Sehubungan dengan hal tersebut di atas, maka perlu kiranya dilakukan suatu penelitian untuk mengetahui sejauh mana pengaruh penggunaan sodium tripolifosfat terhadap daya ikat air daging ikan tuna setelah pembekuan. 

MATERI DAN METODE

Bahan dan Alat

Bahan-bahan yang digunakan dalam penelitian ini adalah daging ikan tuna bentuk saku dengan ukuran panjang 8 cm, lebar 2 cm dan tebal 2 cm, STPP, aquades dan es. Alat-alat yang dipakai dalam penelitian ini adalah Filter Paper Press, planimeter, kertas saring, kertas kalkir, Air Blast Freezer (ABF), timbangan analitik, plastik sampel, lemari es, wadah plastik, mesin vakum, termometer, takaran air, jam dan pisau.

Metode Penelitian

Pada dasarnya ada 2 tahapan utama yang dilakukan dalam penelitian ini yaitu (1) pembuatan sampel (saku tuna beku) dan (2) pengujian parameter DIA. Pembuatan sampel saku tuna beku dilakukan di PT. Perikanan Samodra Besar Cabang Makassar, meliputi beberapa langkah yaitu : (a) penyiapan sampel (penyiangan dan pembentukan loin), (b) perendaman dalam larutan sodium tripolifosfat serta (c) pembekuan dan penyimpanan beku. Sedangkan untuk pengujian parameter Daya Ikat Air (DIA) daging ikan dilakukan di Laboratorium Teknologi Hasil Ternak Fakultas Peternakan Universitas Hasanuddin Makassar. Diagram alir prosedur penelitian dapat dilihat pada gambar 1.

Penyiapan sampel

Satu ekor ikan madidihang (bobot 15 kg) diproses dengan cara membuang bagian kepala, sirip dan isi perutnya selanjutnya dicuci bersih. Setelah itu, dilakukan pembuatan loin sehingga diperoleh empat irisan loin yang terdiri atas dua irisan loin punggung dan dua irisan loin bagian perut. Loin bagian perut dipisahkan, karena sampel yang digunakan dalam penelitian ini adalah otot bagian punggung. Loin punggung selanjutnya dipotong-potong menjadi produk saku dengan ukuran panjang 8 cm, lebar 2 cm dan tebal 2 cm. 

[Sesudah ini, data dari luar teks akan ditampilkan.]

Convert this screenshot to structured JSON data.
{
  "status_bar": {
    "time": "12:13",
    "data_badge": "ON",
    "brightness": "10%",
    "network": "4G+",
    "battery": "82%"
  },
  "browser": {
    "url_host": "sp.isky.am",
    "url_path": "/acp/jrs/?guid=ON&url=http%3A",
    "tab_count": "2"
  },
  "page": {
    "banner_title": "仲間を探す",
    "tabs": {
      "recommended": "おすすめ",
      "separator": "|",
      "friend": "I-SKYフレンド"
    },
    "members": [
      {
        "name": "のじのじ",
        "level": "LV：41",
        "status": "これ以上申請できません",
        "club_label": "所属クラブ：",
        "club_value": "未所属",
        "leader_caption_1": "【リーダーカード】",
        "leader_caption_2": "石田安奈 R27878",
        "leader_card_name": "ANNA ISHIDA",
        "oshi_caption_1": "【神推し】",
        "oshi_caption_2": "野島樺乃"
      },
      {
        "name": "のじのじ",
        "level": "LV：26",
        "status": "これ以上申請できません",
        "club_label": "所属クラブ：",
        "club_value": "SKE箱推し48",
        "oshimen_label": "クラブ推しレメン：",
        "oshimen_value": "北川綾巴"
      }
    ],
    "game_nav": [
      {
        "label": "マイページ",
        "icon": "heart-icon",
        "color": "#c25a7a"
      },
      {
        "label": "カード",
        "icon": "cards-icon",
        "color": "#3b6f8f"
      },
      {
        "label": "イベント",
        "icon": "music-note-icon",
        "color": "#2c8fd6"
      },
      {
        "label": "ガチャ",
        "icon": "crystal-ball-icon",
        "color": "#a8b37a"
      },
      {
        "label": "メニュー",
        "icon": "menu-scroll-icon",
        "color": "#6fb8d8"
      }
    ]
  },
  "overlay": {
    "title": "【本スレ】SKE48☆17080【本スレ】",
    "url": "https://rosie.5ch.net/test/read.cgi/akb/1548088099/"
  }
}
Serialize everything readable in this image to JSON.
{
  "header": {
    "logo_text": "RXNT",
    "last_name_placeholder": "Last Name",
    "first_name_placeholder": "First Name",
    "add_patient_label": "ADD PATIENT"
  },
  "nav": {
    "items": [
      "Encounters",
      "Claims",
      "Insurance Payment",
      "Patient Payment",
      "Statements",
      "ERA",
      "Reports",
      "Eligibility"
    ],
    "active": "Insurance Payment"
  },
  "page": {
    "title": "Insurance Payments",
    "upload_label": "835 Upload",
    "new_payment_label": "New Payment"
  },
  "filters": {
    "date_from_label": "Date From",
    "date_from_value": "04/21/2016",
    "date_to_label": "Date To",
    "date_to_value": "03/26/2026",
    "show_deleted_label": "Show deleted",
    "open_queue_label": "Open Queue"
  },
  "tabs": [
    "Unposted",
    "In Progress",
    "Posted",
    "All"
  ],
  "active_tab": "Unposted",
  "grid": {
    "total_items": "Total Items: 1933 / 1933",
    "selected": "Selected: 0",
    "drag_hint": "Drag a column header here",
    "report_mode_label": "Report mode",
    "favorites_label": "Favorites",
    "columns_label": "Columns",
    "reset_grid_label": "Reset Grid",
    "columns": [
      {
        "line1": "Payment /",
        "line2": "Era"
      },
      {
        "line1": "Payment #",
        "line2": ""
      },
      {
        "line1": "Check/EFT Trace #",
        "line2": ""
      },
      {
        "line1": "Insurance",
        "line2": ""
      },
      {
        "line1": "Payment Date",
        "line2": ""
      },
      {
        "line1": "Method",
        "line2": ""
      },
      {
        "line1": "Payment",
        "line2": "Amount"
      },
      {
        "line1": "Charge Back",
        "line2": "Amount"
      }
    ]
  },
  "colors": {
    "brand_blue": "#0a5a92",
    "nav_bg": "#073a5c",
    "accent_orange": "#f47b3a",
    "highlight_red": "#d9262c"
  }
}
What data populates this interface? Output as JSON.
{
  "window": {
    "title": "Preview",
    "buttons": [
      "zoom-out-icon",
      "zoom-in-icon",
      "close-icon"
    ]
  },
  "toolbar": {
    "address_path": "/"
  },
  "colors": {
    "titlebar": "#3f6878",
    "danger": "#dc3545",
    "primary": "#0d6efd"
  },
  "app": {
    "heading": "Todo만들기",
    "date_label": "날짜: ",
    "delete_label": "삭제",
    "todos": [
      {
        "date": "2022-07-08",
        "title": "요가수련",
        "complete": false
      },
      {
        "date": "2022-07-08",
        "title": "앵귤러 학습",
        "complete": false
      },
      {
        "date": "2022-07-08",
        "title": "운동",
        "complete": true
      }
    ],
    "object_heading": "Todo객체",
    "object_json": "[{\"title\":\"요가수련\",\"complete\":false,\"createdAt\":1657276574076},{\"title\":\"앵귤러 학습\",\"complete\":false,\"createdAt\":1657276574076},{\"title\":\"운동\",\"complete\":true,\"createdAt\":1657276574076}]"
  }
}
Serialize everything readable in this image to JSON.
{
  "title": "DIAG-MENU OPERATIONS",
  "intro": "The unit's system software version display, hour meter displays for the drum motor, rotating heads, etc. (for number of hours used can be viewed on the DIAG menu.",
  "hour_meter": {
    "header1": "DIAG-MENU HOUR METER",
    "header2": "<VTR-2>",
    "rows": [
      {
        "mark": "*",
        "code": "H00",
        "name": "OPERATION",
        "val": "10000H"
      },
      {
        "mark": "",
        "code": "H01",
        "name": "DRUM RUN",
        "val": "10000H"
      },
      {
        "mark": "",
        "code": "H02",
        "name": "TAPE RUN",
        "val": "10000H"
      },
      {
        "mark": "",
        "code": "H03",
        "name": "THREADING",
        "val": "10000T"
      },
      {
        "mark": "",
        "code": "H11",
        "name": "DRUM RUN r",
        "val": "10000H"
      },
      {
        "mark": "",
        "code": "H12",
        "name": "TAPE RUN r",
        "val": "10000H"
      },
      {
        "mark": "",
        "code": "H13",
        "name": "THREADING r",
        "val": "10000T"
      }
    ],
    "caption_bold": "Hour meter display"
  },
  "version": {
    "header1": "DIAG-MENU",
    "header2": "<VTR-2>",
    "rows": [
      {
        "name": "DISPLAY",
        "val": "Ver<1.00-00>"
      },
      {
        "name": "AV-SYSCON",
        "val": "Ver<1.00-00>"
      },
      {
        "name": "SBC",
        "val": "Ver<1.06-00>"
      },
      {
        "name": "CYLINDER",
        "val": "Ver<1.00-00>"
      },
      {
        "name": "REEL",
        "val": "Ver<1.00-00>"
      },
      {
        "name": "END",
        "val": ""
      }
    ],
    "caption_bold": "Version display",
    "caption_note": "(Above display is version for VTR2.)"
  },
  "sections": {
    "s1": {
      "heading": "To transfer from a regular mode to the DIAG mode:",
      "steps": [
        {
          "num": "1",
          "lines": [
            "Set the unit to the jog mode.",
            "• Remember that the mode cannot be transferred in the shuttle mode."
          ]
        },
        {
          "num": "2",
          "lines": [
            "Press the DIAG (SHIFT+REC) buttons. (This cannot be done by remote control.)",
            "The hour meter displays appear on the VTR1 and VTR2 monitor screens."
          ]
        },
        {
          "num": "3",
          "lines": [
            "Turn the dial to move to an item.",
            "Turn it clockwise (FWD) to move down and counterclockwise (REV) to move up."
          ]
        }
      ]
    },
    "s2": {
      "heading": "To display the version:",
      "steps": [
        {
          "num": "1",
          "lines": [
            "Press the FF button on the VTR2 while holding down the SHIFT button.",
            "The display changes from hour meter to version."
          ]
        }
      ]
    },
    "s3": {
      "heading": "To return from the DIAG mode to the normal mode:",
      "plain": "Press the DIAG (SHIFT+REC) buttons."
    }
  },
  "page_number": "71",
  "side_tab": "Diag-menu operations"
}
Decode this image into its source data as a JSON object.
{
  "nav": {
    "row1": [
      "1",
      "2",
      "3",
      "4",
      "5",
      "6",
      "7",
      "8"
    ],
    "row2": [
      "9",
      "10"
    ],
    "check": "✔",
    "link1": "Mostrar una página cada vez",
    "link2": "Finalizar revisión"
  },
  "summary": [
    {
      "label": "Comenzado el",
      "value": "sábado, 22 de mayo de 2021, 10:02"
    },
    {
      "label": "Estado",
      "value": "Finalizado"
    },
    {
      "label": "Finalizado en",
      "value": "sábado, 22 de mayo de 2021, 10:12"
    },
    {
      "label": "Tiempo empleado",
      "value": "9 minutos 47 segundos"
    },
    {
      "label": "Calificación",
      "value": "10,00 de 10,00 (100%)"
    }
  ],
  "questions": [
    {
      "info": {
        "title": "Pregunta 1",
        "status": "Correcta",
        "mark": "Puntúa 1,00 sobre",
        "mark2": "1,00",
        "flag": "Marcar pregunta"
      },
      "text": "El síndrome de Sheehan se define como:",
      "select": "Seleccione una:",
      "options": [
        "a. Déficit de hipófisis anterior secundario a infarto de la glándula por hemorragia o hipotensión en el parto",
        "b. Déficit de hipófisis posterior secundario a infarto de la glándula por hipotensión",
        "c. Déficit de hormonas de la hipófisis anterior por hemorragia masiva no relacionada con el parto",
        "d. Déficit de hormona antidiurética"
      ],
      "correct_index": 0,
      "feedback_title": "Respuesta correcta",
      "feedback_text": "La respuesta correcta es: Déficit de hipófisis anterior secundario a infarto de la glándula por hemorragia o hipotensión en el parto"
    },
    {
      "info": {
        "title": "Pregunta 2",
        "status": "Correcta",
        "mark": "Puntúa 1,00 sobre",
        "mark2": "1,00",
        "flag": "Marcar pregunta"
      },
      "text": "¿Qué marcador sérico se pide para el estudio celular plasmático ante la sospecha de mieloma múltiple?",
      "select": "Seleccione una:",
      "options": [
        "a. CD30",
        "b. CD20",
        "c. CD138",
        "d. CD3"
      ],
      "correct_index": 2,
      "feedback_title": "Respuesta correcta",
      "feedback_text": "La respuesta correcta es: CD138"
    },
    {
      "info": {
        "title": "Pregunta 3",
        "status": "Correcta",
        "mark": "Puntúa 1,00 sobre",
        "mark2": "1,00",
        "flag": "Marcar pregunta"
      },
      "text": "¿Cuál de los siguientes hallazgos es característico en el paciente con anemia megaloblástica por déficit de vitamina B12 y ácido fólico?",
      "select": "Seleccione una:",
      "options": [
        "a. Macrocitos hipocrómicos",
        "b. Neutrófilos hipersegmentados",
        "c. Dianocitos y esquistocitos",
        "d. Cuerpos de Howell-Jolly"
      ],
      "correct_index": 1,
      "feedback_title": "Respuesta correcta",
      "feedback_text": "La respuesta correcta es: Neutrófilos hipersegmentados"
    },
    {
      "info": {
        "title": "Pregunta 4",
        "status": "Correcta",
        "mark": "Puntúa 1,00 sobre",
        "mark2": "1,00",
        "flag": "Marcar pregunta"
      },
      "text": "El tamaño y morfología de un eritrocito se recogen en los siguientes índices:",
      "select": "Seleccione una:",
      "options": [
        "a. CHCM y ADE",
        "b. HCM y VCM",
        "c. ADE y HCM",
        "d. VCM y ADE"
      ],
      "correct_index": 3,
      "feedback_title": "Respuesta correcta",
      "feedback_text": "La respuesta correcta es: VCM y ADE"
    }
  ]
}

Perendaman sampel dalam larutan sodium tripolifosfat

Proses perendaman dilakukan dengan terlebih dahulu menyiapkan wadah sebanyak empat buah untuk tempat merendam sampel. Wadah tersebut diisi air dan ditambahkan hancuran es sampai seluruh esnya mencair dan air menjadi dingin. Tinggi air dalam wadah tersebut diusahakan melebihi ketebalan sampel. Selanjutnya, volume air tersebut diukur menggunakan takaran air. Besarnya volume air tersebut dijadikan dasar untuk menentukan jumlah sodium tripolifosfat yang harus ditambahkan sesuai konsentrasi yang diinginkan. Jadi, setelah dibuat konsentrasi larutan perendaman, maka sampel tersebut segera direndam. Konsentrasi larutan perendaman masing-masing 0, 5, 10 dan 15% (b/v). Adapun lama perendaman masing-masing 0, 5, 10 dan 15 menit. Selanjutnya, sampel dikemas dalam plastik sampel dan divakumkan dengan mesin vakum. 

Pembekuan dan penyimpanan beku

Setelah dikemas dalam kondisi vakum, selanjutnya sampel dibekukan dalam ruang pembekuan yang menggunakan Air Blast Freezer (ABF). Proses pembekuan dilakukan selama 3 jam pada suhu -45°C. Setelah itu, sampel disimpan dalam ruang penyimpanan beku (cold storage) dengan suhu -30°C selama 7 hari. 

Pelelehan (Thawing) 

Sebelum pengujian dilakukan, sampel terlebih dahulu dilelehkan (thawing) dengan cara dimasukkan ke dalam lemari es pada suhu 10°C selama 5 jam. Selama pelelehan, sampel tetap terkemas dalam plastik sampel.

Daya Ikat Air (DIA)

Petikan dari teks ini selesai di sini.